Windom Kimsey | Crain's

In this ongoing series, we ask executives, entrepreneurs and business leaders about mistakes that have shaped their business philosophy.

Windom Kimsey


Henderson, Nevada-based TSK Architects is one of the region's leading architecture firms, with additional offices in Reno, Los Angeles and Shanghai. It is behind many of Southern Nevada’s iconic buildings including Springs Preserve and McCarran International Airport, and will assist in the design of the second phase of the Las Vegas Convention Center. CEO Windom Kimsey also owns the recently opened Public Works Coffee Bar, located on the ground floor of TSK's brand-new headquarters in downtown Henderson.

The Mistake:

The last building we designed for the firm was not really designed to accommodate any changes in the population of employees or recessions.

During the recession, the architecture business was hit very hard in terms of the amount of work available, so our staff dropped down to about a third of the size we previously were. We ended up having this big open studio — what felt like a bowling alley — because we designed it to be like architecture school where everyone works collaboratively. And that sounds great, but what happens during a recession is you end up with this big space and few people.

Then our biggest expense during the recession was paying a lot of rent for a building that was way beyond our means.
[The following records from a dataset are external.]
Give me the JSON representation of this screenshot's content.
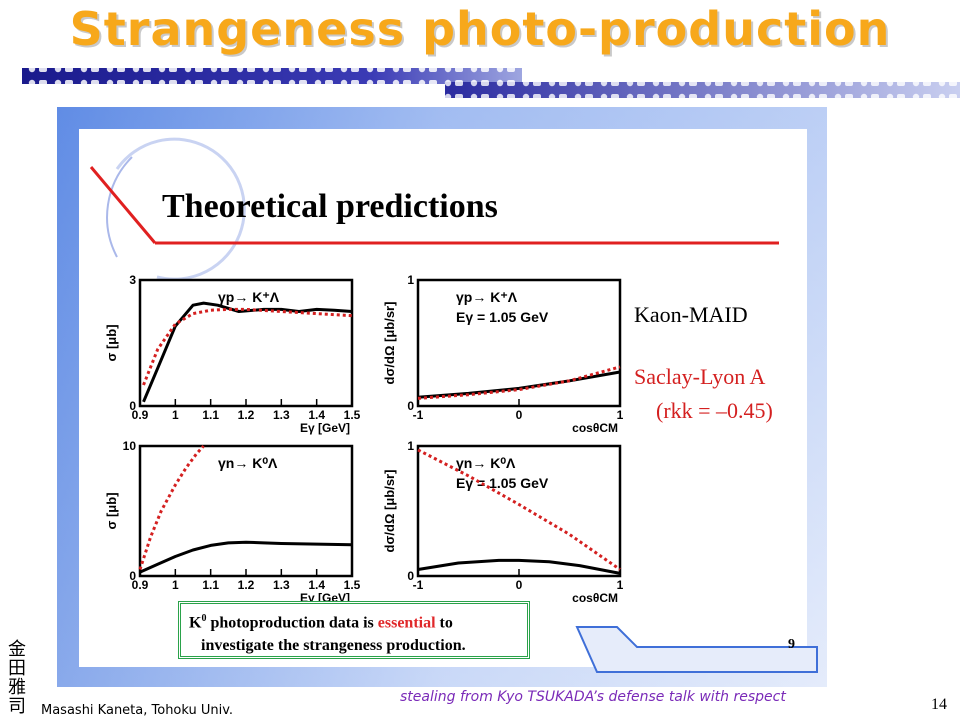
{
  "slide": {
    "title": "Strangeness photo-production",
    "inner_title": "Theoretical predictions",
    "legend_kaon": "Kaon-MAID",
    "legend_saclay": "Saclay-Lyon A",
    "legend_rkk": "(rkk = –0.45)",
    "note_line1_pre": "K",
    "note_line1_sup": "0",
    "note_line1_mid": " photoproduction data is ",
    "note_line1_ess": "essential",
    "note_line1_post": " to",
    "note_line2": "investigate the strangeness production.",
    "page_label": "9",
    "credit": "stealing from Kyo TSUKADA’s defense talk with respect",
    "slide_number": "14",
    "author": "Masashi Kaneta, Tohoku Univ.",
    "seal_text": "金田雅司"
  },
  "colors": {
    "title": "#f7a81b",
    "kaon_maid": "#000000",
    "saclay_lyon": "#d42020",
    "note_border": "#2aa24a"
  },
  "chart_data": [
    {
      "type": "line",
      "annotation": [
        "γp→ K⁺Λ"
      ],
      "xlabel": "Eγ [GeV]",
      "ylabel": "σ [μb]",
      "xlim": [
        0.9,
        1.5
      ],
      "ylim": [
        0,
        3
      ],
      "xticks": [
        "0.9",
        "1",
        "1.1",
        "1.2",
        "1.3",
        "1.4",
        "1.5"
      ],
      "yticks": [
        "0",
        "3"
      ],
      "series": [
        {
          "name": "Kaon-MAID",
          "style": "solid",
          "x": [
            0.91,
            0.95,
            1.0,
            1.05,
            1.08,
            1.12,
            1.18,
            1.25,
            1.3,
            1.35,
            1.4,
            1.45,
            1.5
          ],
          "y": [
            0.1,
            0.9,
            1.9,
            2.4,
            2.45,
            2.4,
            2.25,
            2.3,
            2.3,
            2.25,
            2.3,
            2.28,
            2.25
          ]
        },
        {
          "name": "Saclay-Lyon A",
          "style": "dotted",
          "x": [
            0.91,
            0.95,
            1.0,
            1.05,
            1.1,
            1.15,
            1.2,
            1.3,
            1.4,
            1.5
          ],
          "y": [
            0.5,
            1.35,
            1.95,
            2.2,
            2.28,
            2.3,
            2.3,
            2.25,
            2.2,
            2.15
          ]
        }
      ]
    },
    {
      "type": "line",
      "annotation": [
        "γp→ K⁺Λ",
        "Eγ = 1.05 GeV"
      ],
      "xlabel": "cosθCM",
      "ylabel": "dσ/dΩ [μb/sr]",
      "xlim": [
        -1,
        1
      ],
      "ylim": [
        0,
        1
      ],
      "xticks": [
        "-1",
        "0",
        "1"
      ],
      "yticks": [
        "0",
        "1"
      ],
      "series": [
        {
          "name": "Kaon-MAID",
          "style": "solid",
          "x": [
            -1,
            -0.5,
            0,
            0.5,
            1
          ],
          "y": [
            0.07,
            0.1,
            0.14,
            0.2,
            0.27
          ]
        },
        {
          "name": "Saclay-Lyon A",
          "style": "dotted",
          "x": [
            -1,
            -0.5,
            0,
            0.5,
            1
          ],
          "y": [
            0.06,
            0.09,
            0.13,
            0.2,
            0.31
          ]
        }
      ]
    },
    {
      "type": "line",
      "annotation": [
        "γn→ K⁰Λ"
      ],
      "xlabel": "Eγ [GeV]",
      "ylabel": "σ [μb]",
      "xlim": [
        0.9,
        1.5
      ],
      "ylim": [
        0,
        10
      ],
      "xticks": [
        "0.9",
        "1",
        "1.1",
        "1.2",
        "1.3",
        "1.4",
        "1.5"
      ],
      "yticks": [
        "0",
        "10"
      ],
      "series": [
        {
          "name": "Kaon-MAID",
          "style": "solid",
          "x": [
            0.9,
            0.95,
            1.0,
            1.05,
            1.1,
            1.15,
            1.2,
            1.25,
            1.3,
            1.4,
            1.5
          ],
          "y": [
            0.3,
            0.9,
            1.5,
            2.0,
            2.35,
            2.55,
            2.6,
            2.55,
            2.5,
            2.45,
            2.4
          ]
        },
        {
          "name": "Saclay-Lyon A",
          "style": "dotted",
          "x": [
            0.9,
            0.93,
            0.96,
            1.0,
            1.03,
            1.06,
            1.08
          ],
          "y": [
            0.5,
            3.0,
            5.0,
            7.0,
            8.3,
            9.4,
            10.0
          ]
        }
      ]
    },
    {
      "type": "line",
      "annotation": [
        "γn→ K⁰Λ",
        "Eγ = 1.05 GeV"
      ],
      "xlabel": "cosθCM",
      "ylabel": "dσ/dΩ [μb/sr]",
      "xlim": [
        -1,
        1
      ],
      "ylim": [
        0,
        1
      ],
      "xticks": [
        "-1",
        "0",
        "1"
      ],
      "yticks": [
        "0",
        "1"
      ],
      "series": [
        {
          "name": "Kaon-MAID",
          "style": "solid",
          "x": [
            -1,
            -0.6,
            -0.2,
            0,
            0.3,
            0.6,
            1
          ],
          "y": [
            0.05,
            0.1,
            0.12,
            0.12,
            0.11,
            0.08,
            0.02
          ]
        },
        {
          "name": "Saclay-Lyon A",
          "style": "dotted",
          "x": [
            -1,
            -0.5,
            0,
            0.5,
            1
          ],
          "y": [
            0.97,
            0.77,
            0.55,
            0.32,
            0.05
          ]
        }
      ]
    }
  ]
}
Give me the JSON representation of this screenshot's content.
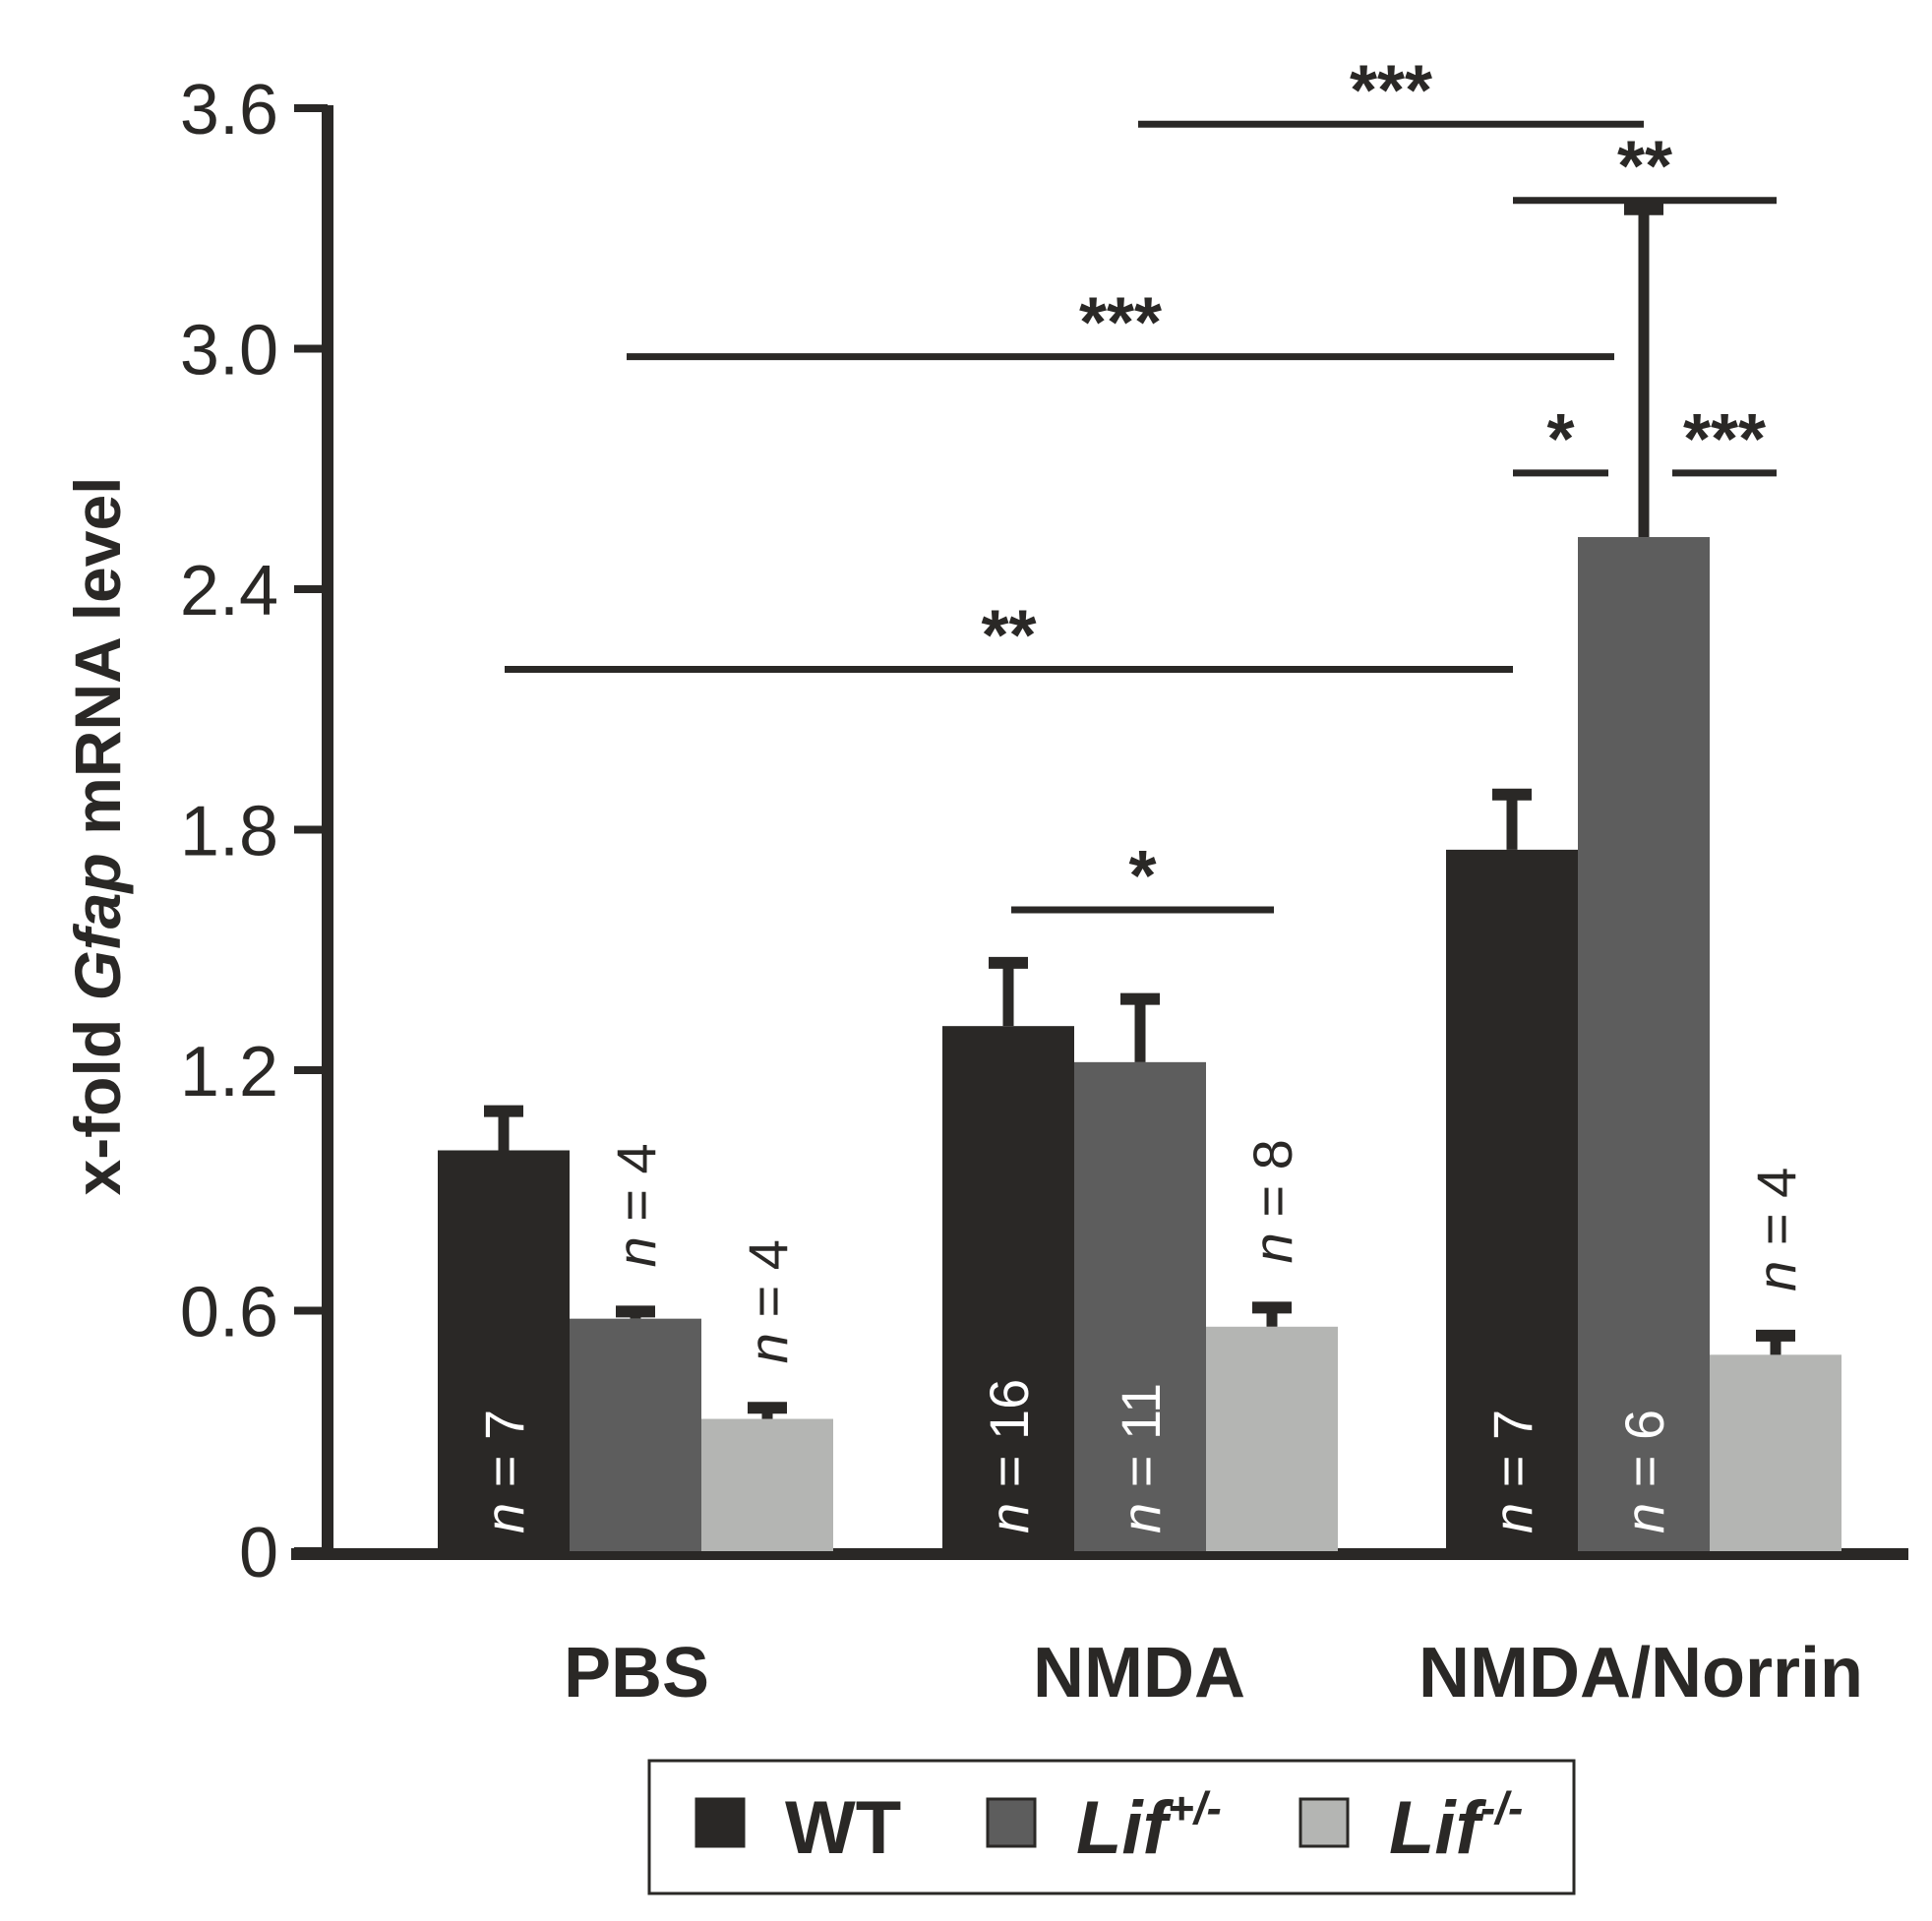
{
  "chart_data": {
    "type": "bar",
    "title": "",
    "xlabel": "",
    "ylabel_parts": [
      "x-fold ",
      "Gfap",
      " mRNA level"
    ],
    "ylim": [
      0,
      3.6
    ],
    "yticks": [
      "0",
      "0.6",
      "1.2",
      "1.8",
      "2.4",
      "3.0",
      "3.6"
    ],
    "ytick_values": [
      0,
      0.6,
      1.2,
      1.8,
      2.4,
      3.0,
      3.6
    ],
    "categories": [
      "PBS",
      "NMDA",
      "NMDA/Norrin"
    ],
    "series": [
      {
        "name": "WT",
        "color": "#2a2826",
        "values": [
          1.0,
          1.31,
          1.75
        ],
        "errors": [
          0.11,
          0.17,
          0.15
        ],
        "n_labels": [
          "n = 7",
          "n = 16",
          "n = 7"
        ]
      },
      {
        "name": "Lif+/-",
        "color": "#5d5d5d",
        "values": [
          0.58,
          1.22,
          2.53
        ],
        "errors": [
          0.03,
          0.17,
          0.83
        ],
        "n_labels": [
          "n = 4",
          "n = 11",
          "n = 6"
        ]
      },
      {
        "name": "Lif-/-",
        "color": "#b4b5b3",
        "values": [
          0.33,
          0.56,
          0.49
        ],
        "errors": [
          0.04,
          0.06,
          0.06
        ],
        "n_labels": [
          "n = 4",
          "n = 8",
          "n = 4"
        ]
      }
    ],
    "significance": [
      {
        "label": "***",
        "from": [
          1,
          0
        ],
        "to": [
          2,
          1
        ],
        "y": 3.56
      },
      {
        "label": "**",
        "from": [
          2,
          0
        ],
        "to": [
          2,
          2
        ],
        "y": 3.37
      },
      {
        "label": "***",
        "from": [
          0,
          1
        ],
        "to": [
          2,
          1
        ],
        "y": 2.98
      },
      {
        "label": "*",
        "from": [
          2,
          0
        ],
        "to": [
          2,
          1
        ],
        "y": 2.69
      },
      {
        "label": "***",
        "from": [
          2,
          1
        ],
        "to": [
          2,
          2
        ],
        "y": 2.69
      },
      {
        "label": "**",
        "from": [
          0,
          0
        ],
        "to": [
          2,
          0
        ],
        "y": 2.2
      },
      {
        "label": "*",
        "from": [
          1,
          0
        ],
        "to": [
          1,
          2
        ],
        "y": 1.6
      }
    ],
    "legend": {
      "placement": "bottom",
      "entries": [
        {
          "base": "WT",
          "sup": "",
          "italic": false
        },
        {
          "base": "Lif",
          "sup": "+/-",
          "italic": true
        },
        {
          "base": "Lif",
          "sup": "-/-",
          "italic": true
        }
      ]
    }
  }
}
I know a lot of people, fellow colleagues, who walked away from their leases. We didn't; we kind of sucked it up and made it work, but I don't want to repeat that sort of mistake.

That was an important lesson because it almost put us out of business — it was the rent. The rent was also based on a lease that was put into place in 2008 when everything was looking great, but then the crash came so fast.

You can adjust your staffing, but the rent is a fixed obligation.

The Lesson:

I had a wise local architect tell me, "Design your building smaller than you need and add onto it if you need to or lease some of the extra space," which is what I'm doing right now. My advice to others is to design a building for your business that can fluctuate with the economy and the size of the staff.

I wish we had the type of business where things were steady for long periods of time, but there is a certain amount of volatility in design firms and we're all gun-shy since the recession.

We're on our second building now. When our previous lease ended, we moved to a new building in downtown Henderson and designed it in a way that gives us some flexibility, so we can compartmentalize, scale it back, or lease some space if we need to. We're actually currently adding onto it.

We designed it in a way that it can become a business incubator or co-working space with a common conference room, and we can break the business up into smaller pieces and lease space to other businesses.

If you're going to stay in business long enough, business is going to retract in the other direction. Hopefully, not like it did, but that is a very real thing, so we designed a building that has a higher level of flexibility.

For anyone in business, look at the triggers in your lease agreement. A standard lease will go up 3.5 or 4 percent per year, but make sure you have something in there that can accommodate when things go in the other direction. Everybody is always positive when business is good. They're making deals and everything is predicated on an increase in business and paying more for rent, but it doesn't really accommodate when the opposite happens. You can adjust your staffing, but the rent is a fixed obligation.

Owning your own building is my other piece of advice: Pay rent to yourself and then you have a little more control over it as well.